UK court: 2 men regarded security threat can’t be deported because of risk of torture at home

By David Stringer, AP
Tuesday, May 18, 2010

UK can’t deport men to Pakistan over torture risk

LONDON — The alleged ringleader of an al-Qaida bomb plot and another man regarded as a serious danger to national security can’t be deported to their native Pakistan because they risk being tortured in their homeland, a British court ruled Tuesday.

The Special Immigration Appeals Commission said Abid Naseer, 24, and Ahmed Faraz Khan, 26, can’t be forcibly removed to Pakistan, because of the likelihood they would be mistreated. Judge John Mitting and two colleagues made the ruling despite labeling Naseer an al-Qaida operative and suggesting Khan was “willing to participate” in a terror attack.

“There is a long and well-documented history of disappearances, illegal detention and of the torture and ill-treatment of those detained, usually to produce information, a confession or compliance,” the judges said in a ruling issued Tuesday.

Both men were among a group of 12 people arrested last April in a series of anti-terror raids across northern England. All were released without charge, but authorities insisted they had thwarted a major al-Qaida bomb plot against Britain.

Britain’s government chose not to appeal the decision, as it has before in similar cases. The country’s former administration has been accused by a number of ex-detainees of colluding in the torture of suspects held overseas — a charge it denied.

Home Secretary Theresa May said Britain would make arrangements to protect the public from the two men.

“As the court agreed, they are a security risk to the U.K.,” May said in a statement. “We are now taking all possible measures to ensure they do not engage in terrorist activity.”

No charges were ever brought in connection with the alleged 2009 plot, but Mitting said in his judgment that British authorities believed the group had planned to carry out a “mass casualty” attack in northwestern England between April 15-20 of that year.

Mitting said the case rested on a series of e-mails exchanged between Naseer and an e-mail account used in Pakistan by an al-Qaida linked terrorist.

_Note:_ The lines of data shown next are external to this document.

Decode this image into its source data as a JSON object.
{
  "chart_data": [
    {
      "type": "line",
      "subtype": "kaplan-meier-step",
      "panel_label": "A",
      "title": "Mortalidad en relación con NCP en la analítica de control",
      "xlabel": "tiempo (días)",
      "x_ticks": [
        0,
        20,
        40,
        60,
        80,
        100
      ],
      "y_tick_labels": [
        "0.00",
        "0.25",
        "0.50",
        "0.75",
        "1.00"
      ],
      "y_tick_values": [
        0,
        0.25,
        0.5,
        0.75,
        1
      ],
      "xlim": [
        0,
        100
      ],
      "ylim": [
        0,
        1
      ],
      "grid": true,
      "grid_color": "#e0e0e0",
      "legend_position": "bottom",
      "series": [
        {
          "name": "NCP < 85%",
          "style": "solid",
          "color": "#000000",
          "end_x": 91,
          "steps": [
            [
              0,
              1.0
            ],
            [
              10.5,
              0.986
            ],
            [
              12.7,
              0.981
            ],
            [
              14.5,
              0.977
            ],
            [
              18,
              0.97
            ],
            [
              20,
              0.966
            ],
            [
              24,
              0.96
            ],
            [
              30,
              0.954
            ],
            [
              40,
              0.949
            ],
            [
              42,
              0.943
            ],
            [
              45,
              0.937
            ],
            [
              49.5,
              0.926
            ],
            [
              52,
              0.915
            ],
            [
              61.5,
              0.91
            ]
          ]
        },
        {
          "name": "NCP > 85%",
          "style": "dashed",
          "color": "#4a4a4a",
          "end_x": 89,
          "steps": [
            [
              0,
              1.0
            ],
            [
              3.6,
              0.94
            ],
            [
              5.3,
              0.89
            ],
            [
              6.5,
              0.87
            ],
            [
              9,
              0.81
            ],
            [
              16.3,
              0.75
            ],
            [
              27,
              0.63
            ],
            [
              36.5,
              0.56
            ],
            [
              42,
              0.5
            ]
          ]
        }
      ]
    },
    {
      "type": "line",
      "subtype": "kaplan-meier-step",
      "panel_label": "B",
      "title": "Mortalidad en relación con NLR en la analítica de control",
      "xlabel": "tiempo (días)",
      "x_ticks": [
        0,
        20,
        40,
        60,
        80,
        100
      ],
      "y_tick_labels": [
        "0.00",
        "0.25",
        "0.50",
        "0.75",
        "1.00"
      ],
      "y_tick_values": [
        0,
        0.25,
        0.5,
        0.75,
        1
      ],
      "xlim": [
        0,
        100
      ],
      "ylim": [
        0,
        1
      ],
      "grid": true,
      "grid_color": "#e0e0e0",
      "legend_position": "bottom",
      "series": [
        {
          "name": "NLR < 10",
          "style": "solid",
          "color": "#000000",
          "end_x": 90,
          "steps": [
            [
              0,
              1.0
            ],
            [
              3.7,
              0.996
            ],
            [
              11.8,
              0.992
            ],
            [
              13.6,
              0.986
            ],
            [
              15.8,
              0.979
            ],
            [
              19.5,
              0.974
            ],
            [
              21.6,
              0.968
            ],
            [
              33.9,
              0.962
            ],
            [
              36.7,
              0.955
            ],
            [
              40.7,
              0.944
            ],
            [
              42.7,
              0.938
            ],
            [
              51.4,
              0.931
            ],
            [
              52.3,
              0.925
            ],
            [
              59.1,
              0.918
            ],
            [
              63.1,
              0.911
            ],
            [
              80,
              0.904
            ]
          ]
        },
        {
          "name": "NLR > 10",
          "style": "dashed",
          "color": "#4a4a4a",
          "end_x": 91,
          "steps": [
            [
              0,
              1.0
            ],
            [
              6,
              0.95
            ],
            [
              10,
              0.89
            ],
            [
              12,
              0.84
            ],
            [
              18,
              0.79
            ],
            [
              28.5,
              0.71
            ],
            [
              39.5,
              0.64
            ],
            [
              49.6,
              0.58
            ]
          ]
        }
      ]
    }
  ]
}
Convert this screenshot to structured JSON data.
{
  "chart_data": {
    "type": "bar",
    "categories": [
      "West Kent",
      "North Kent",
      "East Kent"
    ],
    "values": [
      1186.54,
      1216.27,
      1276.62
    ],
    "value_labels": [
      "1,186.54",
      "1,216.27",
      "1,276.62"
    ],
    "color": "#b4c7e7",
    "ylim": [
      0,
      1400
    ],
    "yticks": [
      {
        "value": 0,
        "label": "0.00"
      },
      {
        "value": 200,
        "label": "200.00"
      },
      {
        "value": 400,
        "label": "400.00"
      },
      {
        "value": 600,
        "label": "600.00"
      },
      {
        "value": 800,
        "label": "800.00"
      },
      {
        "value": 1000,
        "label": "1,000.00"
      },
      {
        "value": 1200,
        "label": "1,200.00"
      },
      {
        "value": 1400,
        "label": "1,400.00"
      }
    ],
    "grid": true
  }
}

Police insisted the messages were a veiled discussion about explosives, but Naseer denies that.

Naseer, from Peshawar, and Khan, from Bannu, in northwestern Pakistan, were not present at the hearing.

A third man detained in the raids, Shoaib Khan, 31, won an appeal of his exclusion from Britain. He has already returned to Pakistan, but the judges accepted he was likely unaware of details of the alleged plot.

Abdul Wahab Khan, 27, and Tariq Ur Rehman, 38, who both voluntarily left Britain to return to Pakistan, had their appeals against exclusion from the U.K. rejected.

Police and security officials have never provided details of the alleged target of the purported plot, but said it was likely focussed on a major center in northern England.